医療・健康・食
「不妊治療」は魔法の技術ではない!障害や命の危険…母子ともにリスクの高いお産の現実
「コウノドリ」の産科医が説く
TBS「コウノドリ」HPより

妊娠・出産をテーマにした大好評のドラマ『コウノドリ』。主人公・鴻鳥サクラのモデルになった荻田和秀氏(大阪りんくう総合医療センター泉州広域母子医療センター長)に産科医の仕事、不妊治療のリスクについて聞いた

僕のクライアントは赤ちゃんです

産科医の最大の使命は「赤ちゃんの声なき声を聞くこと」です。

たとえば、妊婦さんや赤ちゃんの命に危険が迫って、選択肢に詰まったとき。いや、本当は詰まってはいけないのですが、緊急事態が起こったときに、僕らはどうするか。

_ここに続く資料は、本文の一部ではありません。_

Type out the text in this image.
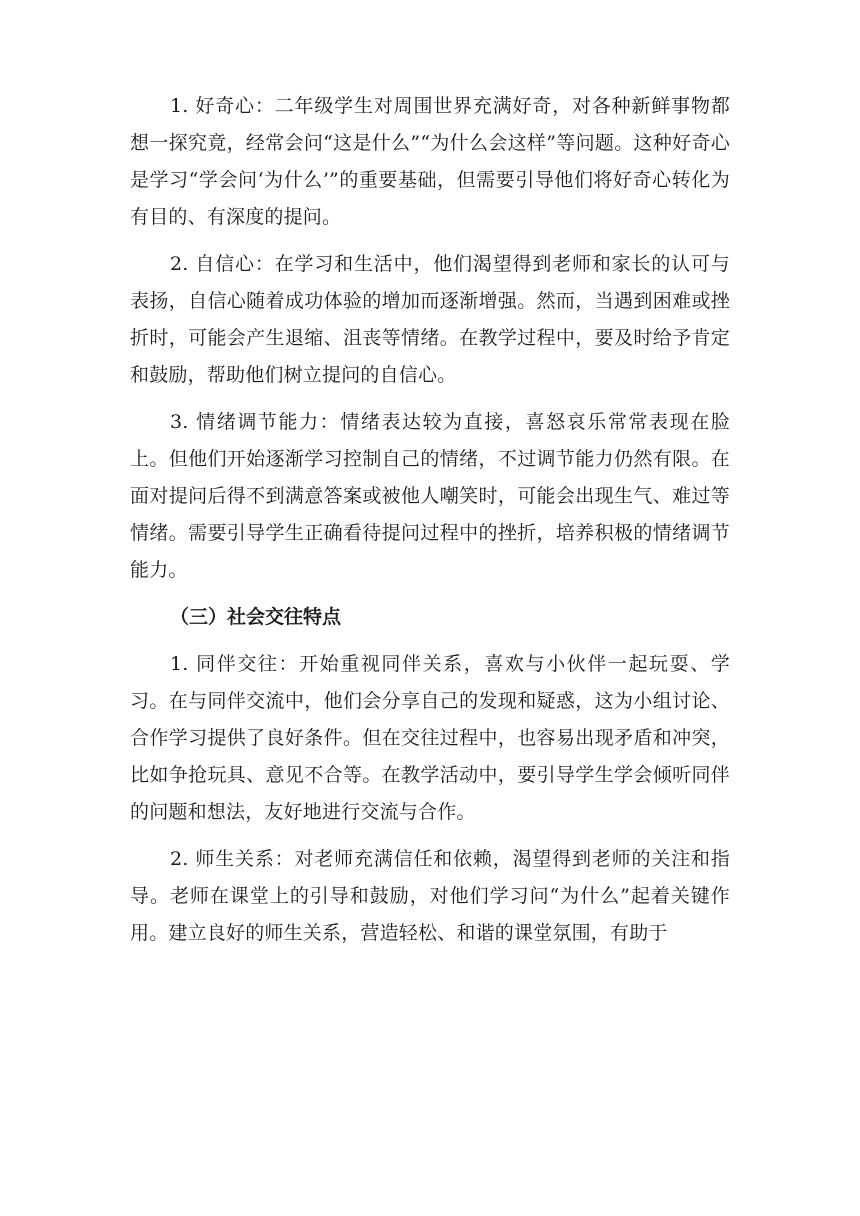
1. 好奇心：二年级学生对周围世界充满好奇，对各种新鲜事物都想一探究竟，经常会问“这是什么”“为什么会这样”等问题。这种好奇心是学习“学会问‘为什么’”的重要基础，但需要引导他们将好奇心转化为有目的、有深度的提问。

2. 自信心：在学习和生活中，他们渴望得到老师和家长的认可与表扬，自信心随着成功体验的增加而逐渐增强。然而，当遇到困难或挫折时，可能会产生退缩、沮丧等情绪。在教学过程中，要及时给予肯定和鼓励，帮助他们树立提问的自信心。

3. 情绪调节能力：情绪表达较为直接，喜怒哀乐常常表现在脸上。但他们开始逐渐学习控制自己的情绪，不过调节能力仍然有限。在面对提问后得不到满意答案或被他人嘲笑时，可能会出现生气、难过等情绪。需要引导学生正确看待提问过程中的挫折，培养积极的情绪调节能力。

（三）社会交往特点

1. 同伴交往：开始重视同伴关系，喜欢与小伙伴一起玩耍、学习。在与同伴交流中，他们会分享自己的发现和疑惑，这为小组讨论、合作学习提供了良好条件。但在交往过程中，也容易出现矛盾和冲突，比如争抢玩具、意见不合等。在教学活动中，要引导学生学会倾听同伴的问题和想法，友好地进行交流与合作。

2. 师生关系：对老师充满信任和依赖，渴望得到老师的关注和指导。老师在课堂上的引导和鼓励，对他们学习问“为什么”起着关键作用。建立良好的师生关系，营造轻松、和谐的课堂氛围，有助于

次の瞬間に何が起こるかわからない状況で、よりどころにするのはエビデンスです。「この処置をすれば70%の人が助かる」というエビデンスがあれば、それを選択せざるを得ません。水晶玉を見て適当なことを言う占い師と違って、僕らは常に選択を迫られます。30%の人が助からないとしても、その処置を行うしかないのです。心の中では常に「この妊婦さんが自分の嫁ハンだったらどうする?」と思って、最善を尽くすしかありません。